COPENHAGEN, 27 October 2006 — A Danish court yesterday dismissed a defamation lawsuit against the newspaper that first published the contentious Prophet Muhammad (pbuh) cartoons that sparked fiery protests among Muslims worldwide.
The City Court in Aarhus rejected claims by seven Danish Muslim groups who said the 12 drawings printed in Jyllands-Posten were meant to insult the Prophet and make a mockery of Islam.
Islamic law forbids any depiction of the Prophet, even positive ones, to prevent idolatry. “It cannot be ruled out that the drawings have offended some Muslims’ honor,” the court said. But it added there was no basis to assume that “the purpose of the drawings was to present opinions that can belittle Muslims.”
Jyllands-Posten’s editor in chief hailed the decision as a victory for the freedom of speech. The Danish Muslims who filed the lawsuit said they would appeal the ruling, while some leaders in Muslim countries decried it as an example of Islamophobia.
The newspaper published the cartoons on Sept. 30, 2005 with an accompanying text saying it was challenging a perceived self-censorship among artists afraid to offend Islam.
The caricatures were reprinted in European newspapers in January and February, fueling protests in the Islamic world. Some turned violent, with protesters killed in Libya and Afghanistan.
Jyllands-Posten’s editor in chief, Carsten Juste, said yesterday’s ruling confirmed the newspaper’s “incontestable right” to print the drawings.
“Everything but a pure acquittal would have been a disaster for the press freedom and the media’s possibility to fulfill its duties in a democratic society,” Juste said.
He did not, however, see an end to the controversy anytime soon, and said, “there are radical people in this world that simply don’t want this case settled.”

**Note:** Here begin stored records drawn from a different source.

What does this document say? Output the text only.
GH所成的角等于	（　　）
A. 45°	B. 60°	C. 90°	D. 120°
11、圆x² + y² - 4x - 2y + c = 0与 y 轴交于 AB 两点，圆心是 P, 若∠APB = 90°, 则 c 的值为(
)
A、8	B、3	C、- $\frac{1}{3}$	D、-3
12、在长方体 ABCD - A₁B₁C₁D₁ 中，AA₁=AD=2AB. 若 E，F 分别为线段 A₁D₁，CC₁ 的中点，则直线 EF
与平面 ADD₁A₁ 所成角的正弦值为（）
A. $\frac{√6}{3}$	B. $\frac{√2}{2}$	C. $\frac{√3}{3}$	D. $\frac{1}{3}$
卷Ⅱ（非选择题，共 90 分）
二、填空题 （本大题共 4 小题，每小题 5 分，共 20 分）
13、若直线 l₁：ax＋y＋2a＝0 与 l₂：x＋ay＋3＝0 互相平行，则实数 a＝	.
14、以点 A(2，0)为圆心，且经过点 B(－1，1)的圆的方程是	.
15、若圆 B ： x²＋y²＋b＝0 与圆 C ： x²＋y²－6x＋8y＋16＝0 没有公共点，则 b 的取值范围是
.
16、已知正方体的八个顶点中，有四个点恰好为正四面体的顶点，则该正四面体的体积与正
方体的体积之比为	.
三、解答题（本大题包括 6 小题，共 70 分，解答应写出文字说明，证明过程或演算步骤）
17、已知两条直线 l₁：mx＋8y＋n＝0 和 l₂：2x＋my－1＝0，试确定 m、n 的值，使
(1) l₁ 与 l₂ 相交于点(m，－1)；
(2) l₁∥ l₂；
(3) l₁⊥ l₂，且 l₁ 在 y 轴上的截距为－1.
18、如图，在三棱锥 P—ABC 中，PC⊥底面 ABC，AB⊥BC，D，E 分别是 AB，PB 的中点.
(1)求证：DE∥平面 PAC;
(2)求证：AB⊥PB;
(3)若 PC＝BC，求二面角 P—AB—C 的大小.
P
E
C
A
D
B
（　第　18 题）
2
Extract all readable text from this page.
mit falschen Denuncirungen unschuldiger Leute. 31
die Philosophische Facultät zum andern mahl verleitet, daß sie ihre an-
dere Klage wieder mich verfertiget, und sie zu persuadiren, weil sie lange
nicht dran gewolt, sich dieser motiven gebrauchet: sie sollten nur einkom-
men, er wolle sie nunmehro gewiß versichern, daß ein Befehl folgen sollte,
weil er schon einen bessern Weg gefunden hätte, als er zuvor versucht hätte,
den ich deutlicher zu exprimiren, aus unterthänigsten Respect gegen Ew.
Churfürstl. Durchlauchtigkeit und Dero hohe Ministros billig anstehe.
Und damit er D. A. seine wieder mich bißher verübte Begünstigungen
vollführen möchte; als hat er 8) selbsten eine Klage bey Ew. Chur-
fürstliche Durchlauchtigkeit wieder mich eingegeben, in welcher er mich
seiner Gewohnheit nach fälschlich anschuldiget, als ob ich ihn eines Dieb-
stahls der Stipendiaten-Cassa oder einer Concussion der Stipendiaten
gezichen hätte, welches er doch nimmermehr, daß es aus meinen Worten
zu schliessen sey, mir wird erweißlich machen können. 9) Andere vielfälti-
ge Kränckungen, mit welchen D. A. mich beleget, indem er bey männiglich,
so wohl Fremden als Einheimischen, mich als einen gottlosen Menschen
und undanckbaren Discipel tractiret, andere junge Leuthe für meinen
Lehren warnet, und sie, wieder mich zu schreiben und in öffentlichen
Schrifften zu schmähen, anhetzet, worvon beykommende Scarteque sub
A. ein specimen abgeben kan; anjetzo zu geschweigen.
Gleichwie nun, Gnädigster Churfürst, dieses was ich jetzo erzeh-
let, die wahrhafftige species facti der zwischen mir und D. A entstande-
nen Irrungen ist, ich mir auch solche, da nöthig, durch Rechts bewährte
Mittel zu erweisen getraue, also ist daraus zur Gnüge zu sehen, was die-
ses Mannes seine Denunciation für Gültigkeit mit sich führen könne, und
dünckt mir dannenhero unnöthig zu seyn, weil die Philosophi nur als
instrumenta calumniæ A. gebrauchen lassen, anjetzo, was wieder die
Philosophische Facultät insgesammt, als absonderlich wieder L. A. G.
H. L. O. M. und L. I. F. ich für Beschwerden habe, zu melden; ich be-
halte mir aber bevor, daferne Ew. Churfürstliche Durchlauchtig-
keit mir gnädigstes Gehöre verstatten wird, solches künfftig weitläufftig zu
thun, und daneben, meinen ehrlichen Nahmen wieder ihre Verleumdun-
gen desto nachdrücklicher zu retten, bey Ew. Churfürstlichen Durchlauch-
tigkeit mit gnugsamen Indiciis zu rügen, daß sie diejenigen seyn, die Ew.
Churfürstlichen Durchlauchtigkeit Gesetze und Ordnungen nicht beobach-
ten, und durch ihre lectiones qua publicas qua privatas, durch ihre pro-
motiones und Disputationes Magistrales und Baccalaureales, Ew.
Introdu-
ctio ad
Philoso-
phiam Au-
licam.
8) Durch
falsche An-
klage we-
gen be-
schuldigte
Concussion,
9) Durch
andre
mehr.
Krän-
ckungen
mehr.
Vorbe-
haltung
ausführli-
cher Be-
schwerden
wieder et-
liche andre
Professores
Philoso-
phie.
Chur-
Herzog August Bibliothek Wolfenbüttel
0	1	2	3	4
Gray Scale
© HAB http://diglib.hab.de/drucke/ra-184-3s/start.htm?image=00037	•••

Kasem Ahmad, a spokesman for the Muslim plaintiffs, told Danish radio that they would appeal the verdict. He said he also feared that people around the world “would be disturbed” by the ruling.
In Muslim countries, the verdict was met with disappointment.
“It is not up to the court to decide if Muslims will have hard feelings or not,” said Ameer ul-Azeem, spokesman for Jamaat-e-Islami, whose group belongs to an Islamic alliance that organized mass protests across Pakistan earlier this year.
In Syria, where a mob attacked and set fire to the Danish and Norwegian embassies in February, legislator Mohammed Habash, who heads the Islamic Studies Center in Damascus, said the ruling would “widen the gap between the Western and Islamic worlds.”
“What the newspaper did represents a true insult to millions of Muslims who do not follow Danish laws,” he said.
The court said some of the drawings could be perceived as linking Islam to terrorism, but added the purpose was to provide social commentary rather than to insult or ridicule Muslims.
The seven Danish Muslim groups filed the defamation lawsuit against the newspaper in March, after Denmark’s top prosecutor declined to press criminal charges, saying the drawings did not violate laws against racism or blasphemy.
The plaintiffs, who claimed to have the backing of 20 more Islamic organizations in the Scandinavian country, had sought 100,000 kroner ($16,860) in damages from Juste and Culture Editor Flemming Rose, who supervised the cartoon project.
The lawsuit said the cartoons depict the Prophet “as belligerent, oppressing women, criminal, crazy and unintelligent, and a connection is made between the Prophet and war and terror.”
It said the drawings were published “solely to provoke and mock not only the Prophet Muhammad but also the Muslim population.